Do you have any advice for future teachers, having completed your first semester?
Tori Husting: UTeach faculty member Dr. Sara Simons gave me one of my favorite pieces of advice. She told my cohort that she keeps an ongoing list of positive moments from her teaching career and reflects on it when she needs a pick-me-up. This is something that I started at the beginning of the year and it serves as a constant reminder of the positive difference that I am making in the lives of my students. It is no secret that teachers are under appreciated, but our work matters. Don’t forget to take time to remind yourself that you are doing great work and you are making a difference.
Miranda Perkins: Have a comment box where students can submit any questions, comments or concerns they may not feel comfortable asking aloud. I utilize a Google form, and have it set to notify me whenever a student submits anything. I can then respond to them through email or check in with them in class and work with them to address whatever situation they’re facing.
Keep a weekly/biweekly journal where you can document things that worked well, things that didn’t work as well and moments of joy. Give yourself feedback whenever your wrap up new content and make note of what you’d do differently next time. This will help when you look to plan curriculum in the future.

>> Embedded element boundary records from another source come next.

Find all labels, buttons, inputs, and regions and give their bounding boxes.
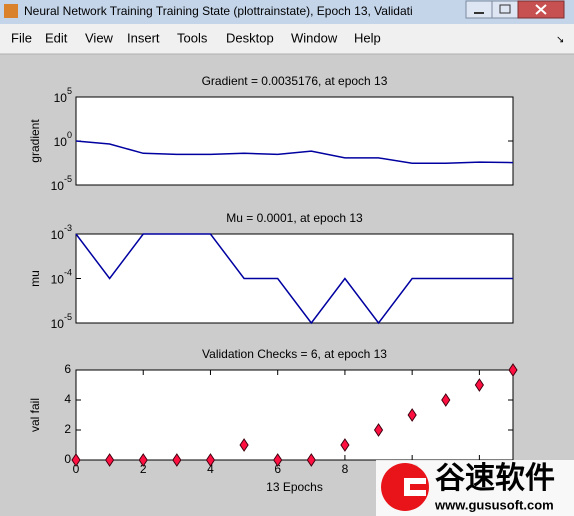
data-marker: [340, 438, 350, 452]
menu-item[interactable]: View: [85, 30, 114, 45]
menu-item[interactable]: Window: [291, 30, 338, 45]
chart-title: Mu = 0.0001, at epoch 13: [226, 211, 363, 225]
x-tick-label: 8: [342, 462, 349, 476]
x-tick-label: 4: [207, 462, 214, 476]
app-icon: [4, 4, 18, 18]
y-tick-exponent: 0: [67, 130, 72, 140]
y-tick-label: 2: [64, 422, 71, 436]
data-marker: [474, 378, 484, 392]
axes-background: [75, 369, 514, 461]
y-tick-base: 10: [51, 179, 65, 193]
window-buttons[interactable]: [465, 0, 565, 19]
y-tick-base: 10: [51, 273, 65, 287]
y-tick-label: 0: [64, 452, 71, 466]
data-marker: [71, 453, 81, 467]
menu-item[interactable]: Tools: [177, 30, 208, 45]
menu-item[interactable]: Help: [354, 30, 381, 45]
data-marker: [508, 363, 518, 377]
y-tick-exponent: -5: [64, 312, 72, 322]
x-axis-label: 13 Epochs: [266, 480, 323, 494]
y-tick-label: 100: [54, 130, 72, 149]
data-marker: [239, 438, 249, 452]
menu-item[interactable]: Desktop: [226, 30, 274, 45]
y-tick-label: 105: [54, 86, 72, 105]
axes-background: [75, 96, 514, 186]
data-line: [75, 233, 513, 325]
y-tick-exponent: -4: [64, 268, 72, 278]
y-tick-label: 10-5: [51, 174, 72, 193]
chart-title: Validation Checks = 6, at epoch 13: [202, 347, 387, 361]
data-marker: [441, 393, 451, 407]
watermark-url: www.gususoft.com: [434, 497, 554, 512]
menu-item[interactable]: File: [11, 30, 32, 45]
data-marker: [306, 453, 316, 467]
y-tick-exponent: -5: [64, 174, 72, 184]
y-tick-label: 10-5: [51, 312, 72, 331]
y-tick-label: 6: [64, 362, 71, 376]
dock-arrow[interactable]: ↘: [556, 35, 564, 46]
minimize-button[interactable]: [465, 0, 493, 19]
x-tick-label: 0: [73, 462, 80, 476]
data-marker: [373, 423, 384, 437]
data-marker: [205, 453, 216, 467]
watermark: 谷速软件 www.gususoft.com: [376, 460, 574, 516]
window-title: Neural Network Training Training State (…: [24, 4, 413, 18]
y-tick-base: 10: [54, 91, 68, 105]
y-tick-base: 10: [51, 317, 65, 331]
y-tick-base: 10: [54, 135, 68, 149]
menu-item[interactable]: Insert: [127, 30, 160, 45]
data-marker: [105, 453, 115, 467]
watermark-brand: 谷速软件: [435, 462, 555, 495]
menu-item[interactable]: Edit: [45, 30, 68, 45]
data-marker: [138, 453, 148, 467]
data-marker: [273, 453, 283, 467]
data-line: [75, 140, 514, 164]
x-tick-label: 6: [274, 462, 281, 476]
x-tick-label: 2: [140, 462, 147, 476]
data-marker: [172, 453, 182, 467]
chart-title: Gradient = 0.0035176, at epoch 13: [202, 74, 388, 88]
y-axis-label: mu: [28, 270, 42, 287]
y-tick-label: 10-3: [51, 223, 72, 242]
y-tick-base: 10: [51, 228, 65, 242]
y-axis-label: gradient: [28, 119, 42, 163]
y-tick-exponent: -3: [64, 223, 72, 233]
y-tick-exponent: 5: [67, 86, 72, 96]
menu-bar: [0, 24, 574, 54]
y-tick-label: 4: [64, 392, 71, 406]
data-marker: [407, 408, 417, 422]
maximize-button[interactable]: [491, 0, 519, 19]
y-tick-label: 10-4: [51, 268, 72, 287]
y-axis-label: val fail: [28, 398, 42, 432]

Acknowledge when students are modeling kindness, persevering and putting forth their best effort, not just when they are doing something “right” or “wrong.” Letting them know that their hard work is recognized and appreciated makes a huge impact, and helps to instill a sense of intrinsic motivation. Honor their unique perspectives and spotlight their achievements, including ones that are non-academic.

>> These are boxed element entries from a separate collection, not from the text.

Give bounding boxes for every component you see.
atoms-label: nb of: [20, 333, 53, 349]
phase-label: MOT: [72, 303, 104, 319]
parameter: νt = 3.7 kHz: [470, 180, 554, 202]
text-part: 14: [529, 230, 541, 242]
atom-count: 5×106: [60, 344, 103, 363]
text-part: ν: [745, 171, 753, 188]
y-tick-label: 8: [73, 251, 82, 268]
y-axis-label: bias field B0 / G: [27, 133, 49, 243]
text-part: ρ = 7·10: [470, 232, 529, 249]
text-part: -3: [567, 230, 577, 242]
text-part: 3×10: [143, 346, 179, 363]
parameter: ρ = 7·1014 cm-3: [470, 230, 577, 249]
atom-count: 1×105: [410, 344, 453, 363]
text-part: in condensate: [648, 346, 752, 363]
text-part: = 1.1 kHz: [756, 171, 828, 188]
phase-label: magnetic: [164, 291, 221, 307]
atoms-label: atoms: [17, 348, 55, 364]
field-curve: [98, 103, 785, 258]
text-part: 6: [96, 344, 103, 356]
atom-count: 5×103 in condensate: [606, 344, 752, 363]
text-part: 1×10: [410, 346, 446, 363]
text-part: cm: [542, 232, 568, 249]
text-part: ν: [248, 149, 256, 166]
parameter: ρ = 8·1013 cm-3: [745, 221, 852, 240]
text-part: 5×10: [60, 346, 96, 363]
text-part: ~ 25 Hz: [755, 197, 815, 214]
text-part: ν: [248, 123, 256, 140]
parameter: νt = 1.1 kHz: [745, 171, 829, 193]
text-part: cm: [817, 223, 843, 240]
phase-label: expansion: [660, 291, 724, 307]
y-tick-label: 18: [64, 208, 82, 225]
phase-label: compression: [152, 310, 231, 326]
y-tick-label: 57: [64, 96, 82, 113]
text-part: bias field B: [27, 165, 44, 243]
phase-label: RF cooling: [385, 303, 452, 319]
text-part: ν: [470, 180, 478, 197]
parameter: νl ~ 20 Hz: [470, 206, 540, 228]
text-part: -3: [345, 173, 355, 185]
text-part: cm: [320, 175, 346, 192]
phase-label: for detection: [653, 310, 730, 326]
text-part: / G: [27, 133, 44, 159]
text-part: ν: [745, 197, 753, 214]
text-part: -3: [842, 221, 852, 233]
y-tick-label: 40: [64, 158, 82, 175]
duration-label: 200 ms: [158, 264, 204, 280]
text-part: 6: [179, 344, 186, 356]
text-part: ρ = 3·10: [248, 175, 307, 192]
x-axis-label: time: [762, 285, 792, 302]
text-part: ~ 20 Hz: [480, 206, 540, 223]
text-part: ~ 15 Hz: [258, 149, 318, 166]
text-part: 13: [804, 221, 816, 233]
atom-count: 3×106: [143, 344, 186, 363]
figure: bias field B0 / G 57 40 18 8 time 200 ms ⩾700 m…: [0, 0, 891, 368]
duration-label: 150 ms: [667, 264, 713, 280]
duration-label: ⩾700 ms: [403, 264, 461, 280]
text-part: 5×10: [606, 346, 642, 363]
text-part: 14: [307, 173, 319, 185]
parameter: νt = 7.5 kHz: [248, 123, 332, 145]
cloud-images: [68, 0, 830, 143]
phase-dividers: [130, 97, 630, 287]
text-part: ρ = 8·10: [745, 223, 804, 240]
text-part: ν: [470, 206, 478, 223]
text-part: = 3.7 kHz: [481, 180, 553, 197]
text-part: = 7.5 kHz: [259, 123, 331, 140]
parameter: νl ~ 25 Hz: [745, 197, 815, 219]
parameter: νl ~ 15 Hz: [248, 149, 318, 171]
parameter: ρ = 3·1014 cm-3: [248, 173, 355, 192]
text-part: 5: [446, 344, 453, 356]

Find five minutes or so a day to close your eyes, breathe slowly and pause for a moment. Do your best to not think about school (easier said than done). It will give your brain a much-needed break. Teaching can be overwhelming, overstimulating and flat out exhausting, and it’s easy to get caught up in the chaos. Taking a moment to pause can help reduce anxiety.
Connect with the teachers in the classrooms next to yours, as well as the front office staff, custodial staff, counselors, assistant principals and instructional coaches. Having a relationship with those people can make all the difference and helps you establish a sense of community on your campus. And your campus community is so important!
When speaking of the UTeach Theatre class of 2020, faculty member Michael Ávila shared that “teaching is inherently about being flexible and adapting to adversity. UTeach Theatre graduates are highly sought after by Texas Fine Arts administrators because they know that our students are skilled at adjusting and modifying when necessary. It doesn’t surprise me that our alumni are not just surviving but thriving as teachers; even during the pandemic. They are not afraid to make things happen and do what is in the best interest of their K-12 theatre students.” As Perkins and Husting exhibit, our UTeach Theatre students are not only adapting to the changes of educational theatre, they are forging a new path for future educators and artists with bold strokes and brave innovation.